Examples of other recovery measures in Norway

  • Rockovery – A measure based on music therapy aiming to contribute to personal development, empowerment, a regular place to go, meaningful activities, good experiences and the opportunity to play own music live in front of an audience. The participants is affiliated to child welfare, substance abuse services, mental health services, correctional services or other health and social services.
  • Recoverykademiet – Incita is a private health thrust offering care centers for single asylum-seeking children, Wenger Gård Health Care Center in Eidsvoll and Skjeppsjøen Health Care Center in Oppland, and currently starting up units dedicated to treatment of adolescents with severe behavioral difficulties. The professional point of view and methods are strongly rooted in the recovery concept, focusing on individual resources, opportunities, coping, development and milieu therapy to create meaning in daily life.
  • Hurdalsjøen Recovery Center (former Incita) – A measure built on recovery-oriented methods, using mainly IMR (Illness Management and Recovery). User participation, active milieu therapy, individual customization, work training and physical activity are key agencies. They also offer methods for medication-free treatment. The center is located in Hurdal, Akershus.

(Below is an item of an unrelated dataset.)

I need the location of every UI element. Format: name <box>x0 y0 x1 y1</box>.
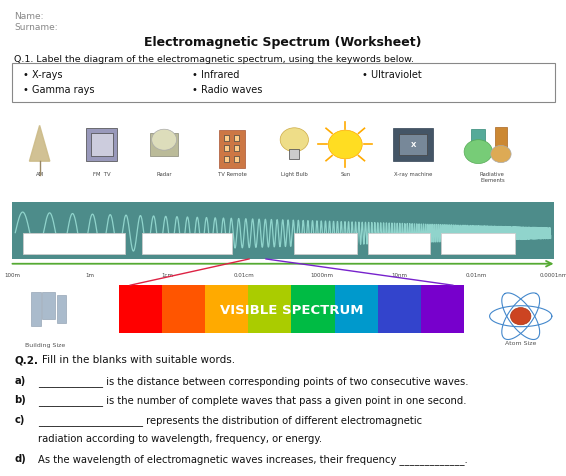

  • RIO-ReStart – Rehabilitation for people who have completed substance abuse treatment or atonement, desiring a drug-free and worthy life and work. RIO-ReStart  includes different agencies: day measure, work training, empowerment and self-development, different courses and more. The service is located at Bragdøy island in the fjord of Kristiandsand. RIO also operates Kafe X in Tromsø and Sports against Drugs.
  • Clubhouse in Norway – As of today there are 14 different Clubhouses in Norway, located in Asker, Tromsø, Bergen, Stavanger, Drammen, Hønefoss, Oslo, Rygge, Harstad, Kongsberg and Gjøvik, and under development in Trondheim. They strive for work training to be given a large focus in services for people with mental health problems. Members and employees work side by side attempting to make the clubhouses work and developed for the benefit of services users with different needs. Empowerment and regain of control are key terms in the Clubhouse model. There is no need for referral.
  • Krafttak for sang [A measure for empowerment through singing] – A low-threshold service using choir as a method for recovery and participation for people with mental health problems, aiming to give happiness, self-confidence, increased level of energy, self-belief, coping and better health. This is offered in following municipalities: Bergen, Kongsberg, Vestre Toten, Alta, Klepp, Harstad, Fjaler, Målselv, Namsos, Sauherad, Steinkjer, Surnadal, Søndre Land, Vestre Slidre, Vinje, Ås, Jondal, Ullensvang and Odda, and Midsund, Nesset and Molde.